CROSS REFERENCE TO RELATED APPLICATIONS

This application is based on and hereby claims priority to European Application No. 06017660 filed on Aug. 24, 2006, the contents of which are hereby incorporated by reference.

BACKGROUND

Described below is a method and network entities, e.g. a radio network node like a base station or a network controller and mobile stations, for synchronizing radio communication, wherein at least one mobile station receives information from at least one first radio network node serving radio cells providing multicast communication and communicates with at least one second radio network node serving radio cells providing unicast communication.

This method is particularly used in the field of mobile radio communications, for their future evolution.
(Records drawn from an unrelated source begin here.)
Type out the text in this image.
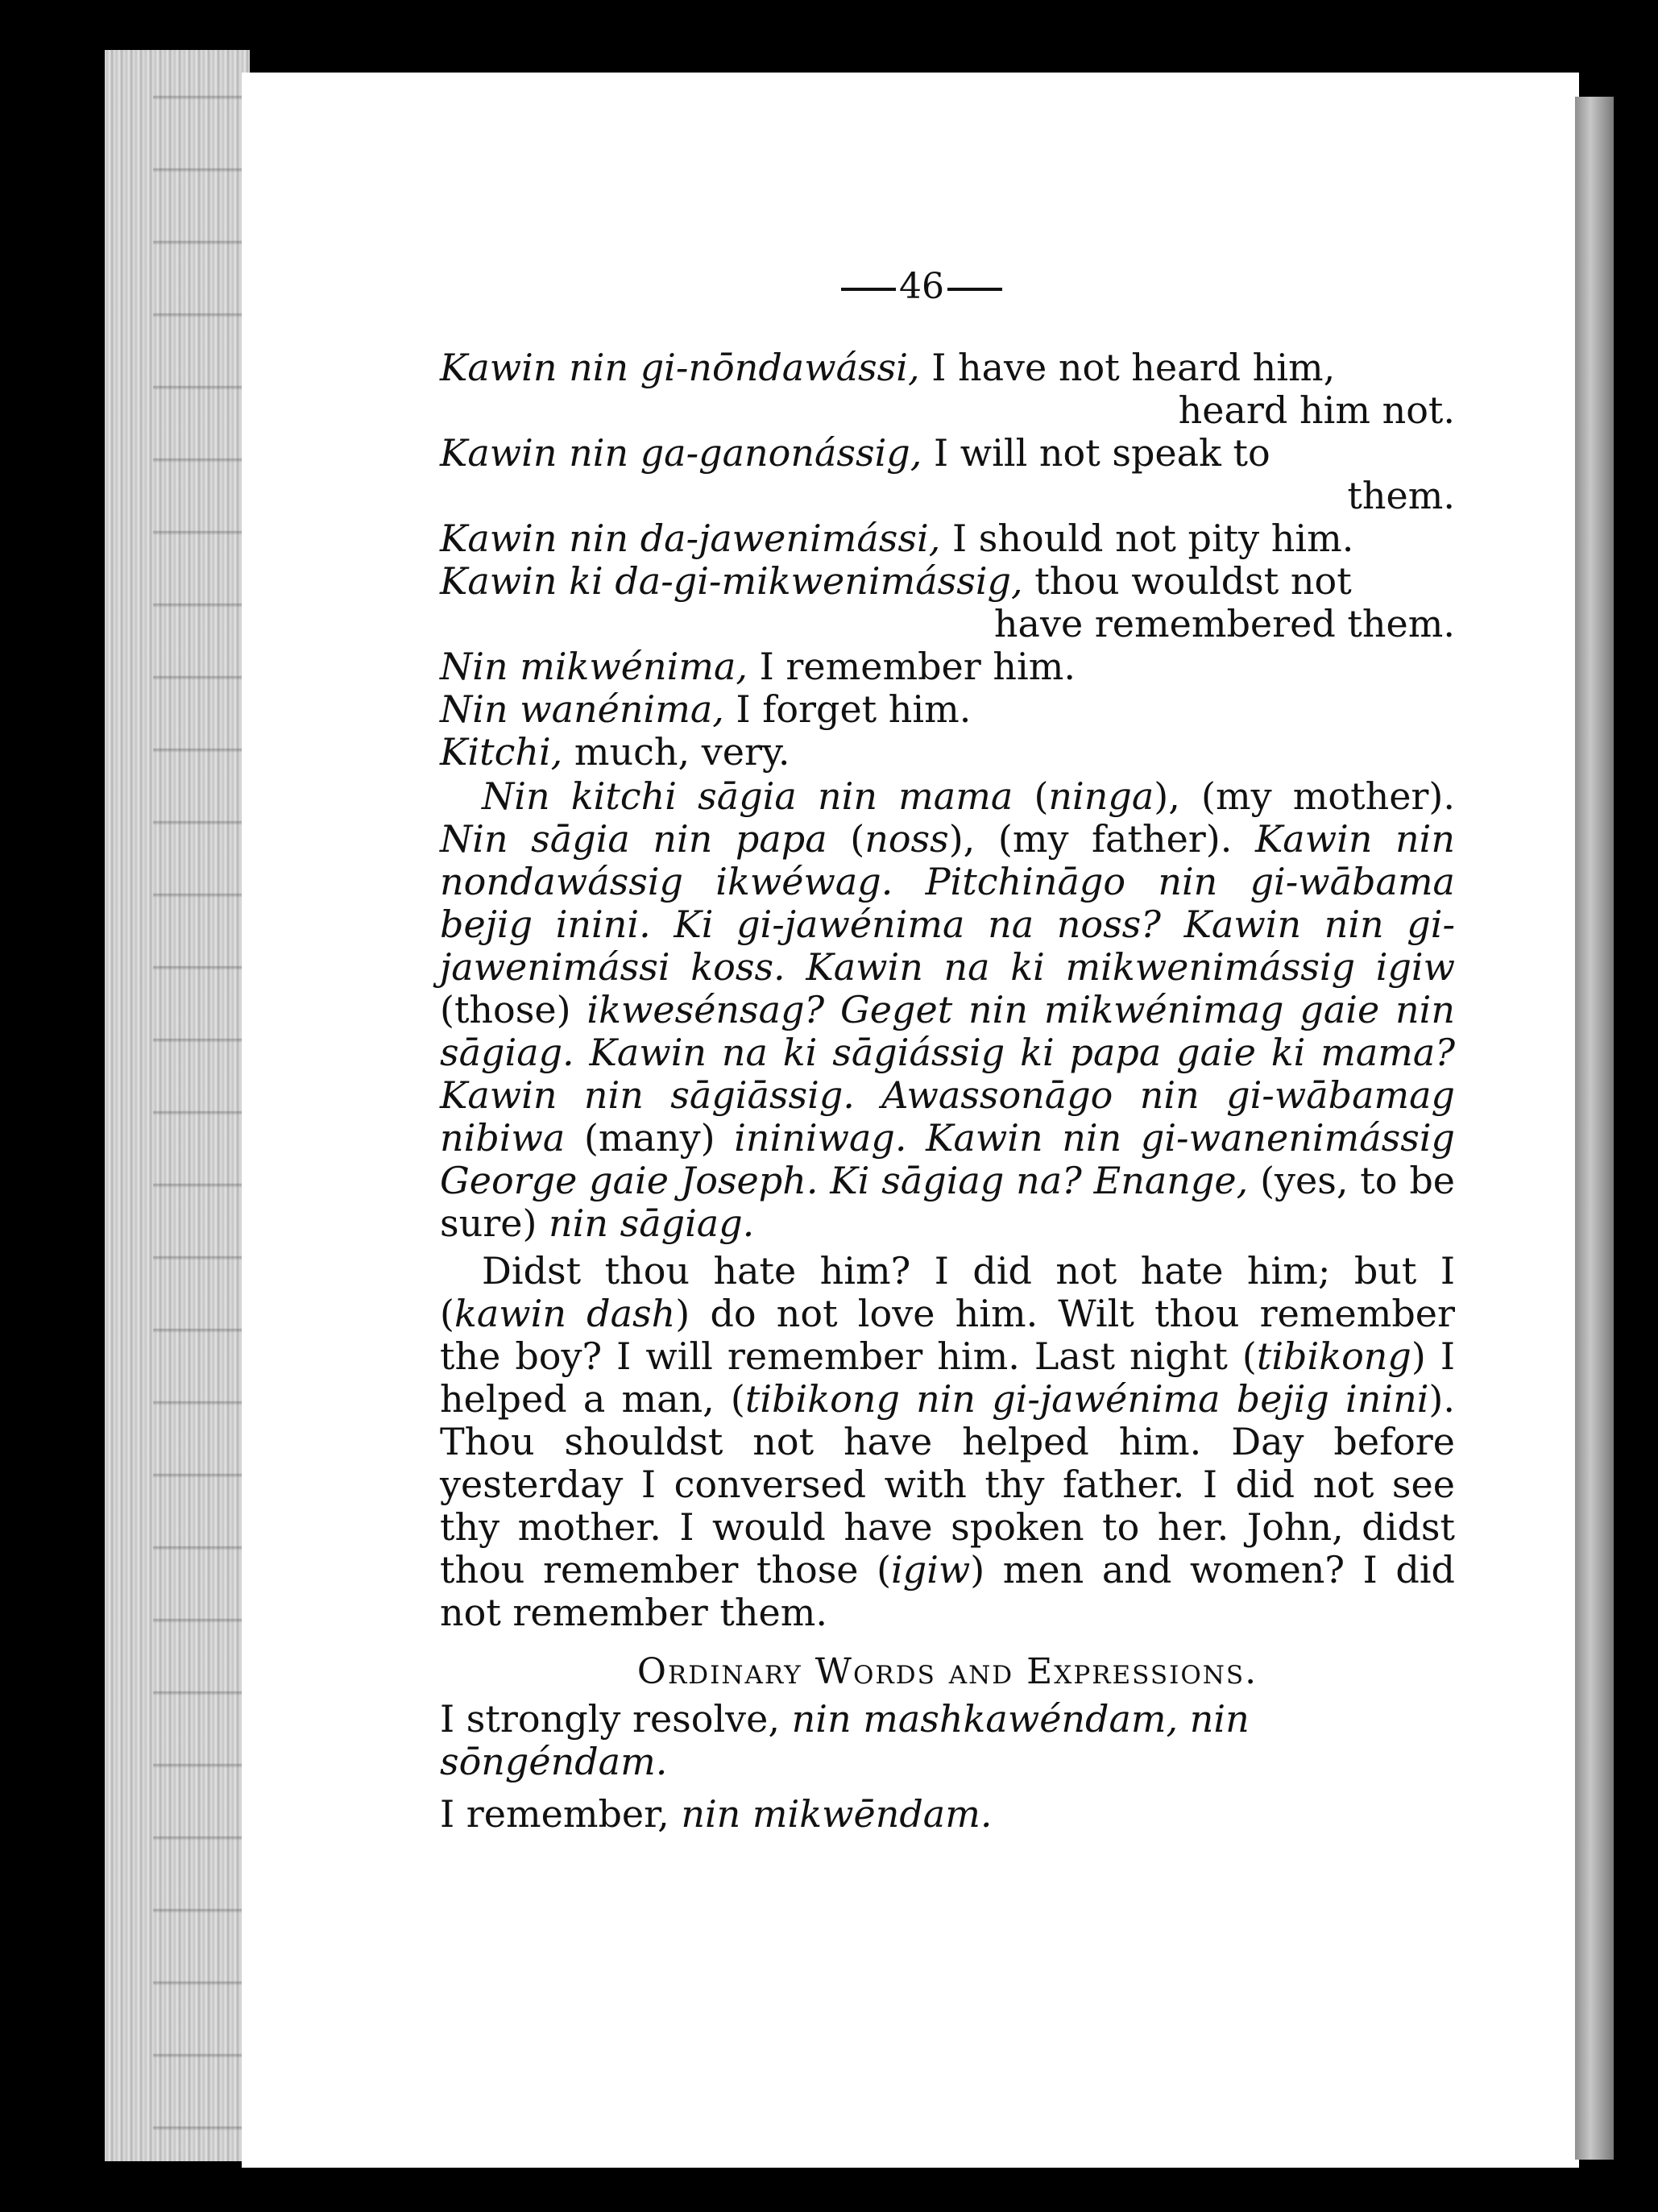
46
Kawin nin gi-nōndawássi, I have not heard him,
heard him not.
Kawin nin ga-ganonássig, I will not speak to
them.
Kawin nin da-jawenimássi, I should not pity him.
Kawin ki da-gi-mikwenimássig, thou wouldst not
have remembered them.
Nin mikwénima, I remember him.
Nin wanénima, I forget him.
Kitchi, much, very.
Nin kitchi sāgia nin mama (ninga), (my mother). Nin sāgia nin papa (noss), (my father). Kawin nin nondawássig ikwéwag. Pitchināgo nin gi-wābama bejig inini. Ki gi-jawénima na noss? Kawin nin gi-jawenimássi koss. Kawin na ki mikwenimássig igiw (those) ikwesénsag? Geget nin mikwénimag gaie nin sāgiag. Kawin na ki sāgiássig ki papa gaie ki mama? Kawin nin sāgiāssig. Awassonāgo nin gi-wābamag nibiwa (many) ininiwag. Kawin nin gi-wanenimássig George gaie Joseph. Ki sāgiag na? Enange, (yes, to be sure) nin sāgiag.
Didst thou hate him? I did not hate him; but I (kawin dash) do not love him. Wilt thou remember the boy? I will remember him. Last night (tibikong) I helped a man, (tibikong nin gi-jawénima bejig inini). Thou shouldst not have helped him. Day before yesterday I conversed with thy father. I did not see thy mother. I would have spoken to her. John, didst thou remember those (igiw) men and women? I did not remember them.
Ordinary Words and Expressions.
I strongly resolve, nin mashkawéndam, nin sōngéndam.
I remember, nin mikwēndam.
For the evolved Packet Core and the evolved UTRAN being currently discussed in standardization activities like 3GPP (Third Generation Partnership Project). So-called MBMS (Multimedia Broadcast Multicast Services) is seen as a key feature of the future mobile/cellular communications system.
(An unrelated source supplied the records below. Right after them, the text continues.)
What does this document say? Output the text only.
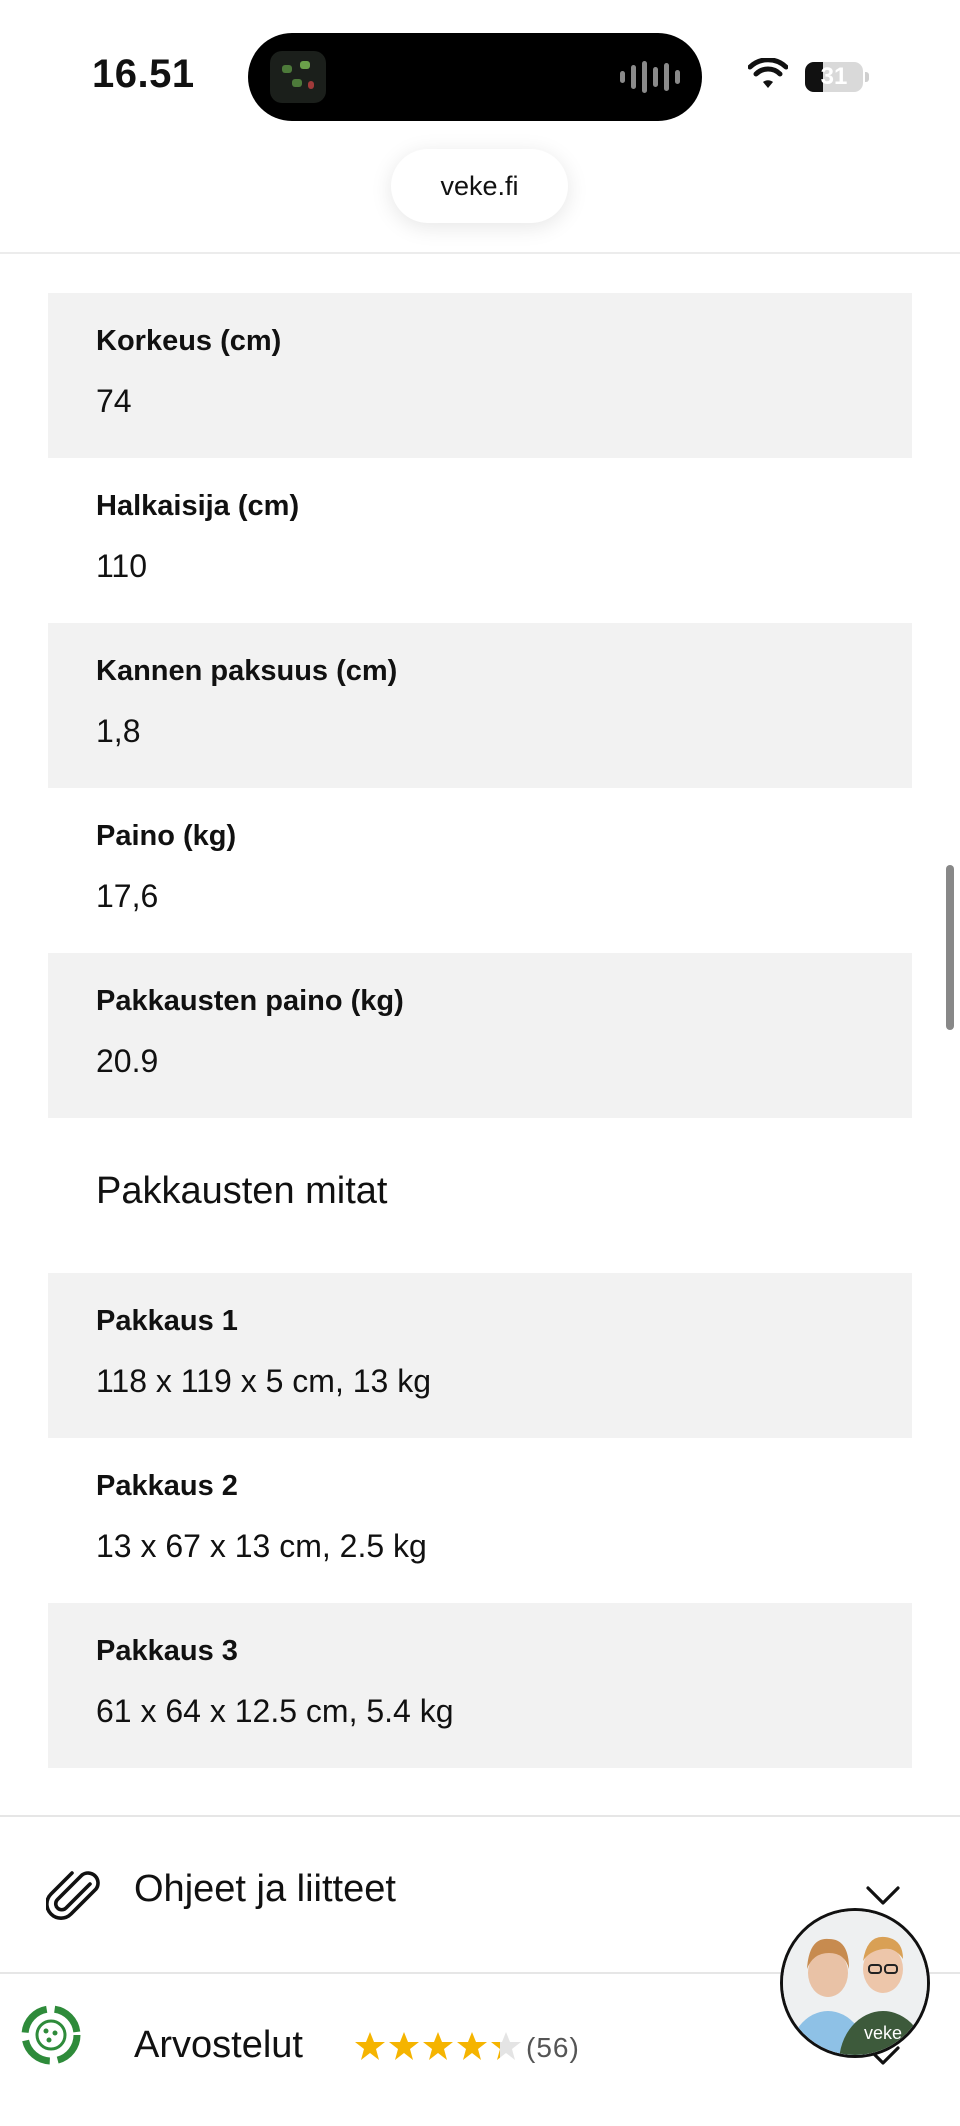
16.51	31
veke.fi
Korkeus (cm)
74
Halkaisija (cm)
110
Kannen paksuus (cm)
1,8
Paino (kg)
17,6
Pakkausten paino (kg)
20.9
Pakkausten mitat
Pakkaus 1
118 x 119 x 5 cm, 13 kg
Pakkaus 2
13 x 67 x 13 cm, 2.5 kg
Pakkaus 3
61 x 64 x 12.5 cm, 5.4 kg
Ohjeet ja liitteet
Arvostelut	(56)	veke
Multimedia Broadcast Multicast Service (MBMS) is a broadcasting service that can be offered via existing GSM and UMTS cellular networks. The infrastructure offers an option to use an uplink channel for interaction between the service and the user, which is not a straightforward issue in usual broadcast networks, as for example digital television is only a one-way (unidirectional) system. MBMS uses multicast distribution in the core network instead of point-to-point links for each end (user) device.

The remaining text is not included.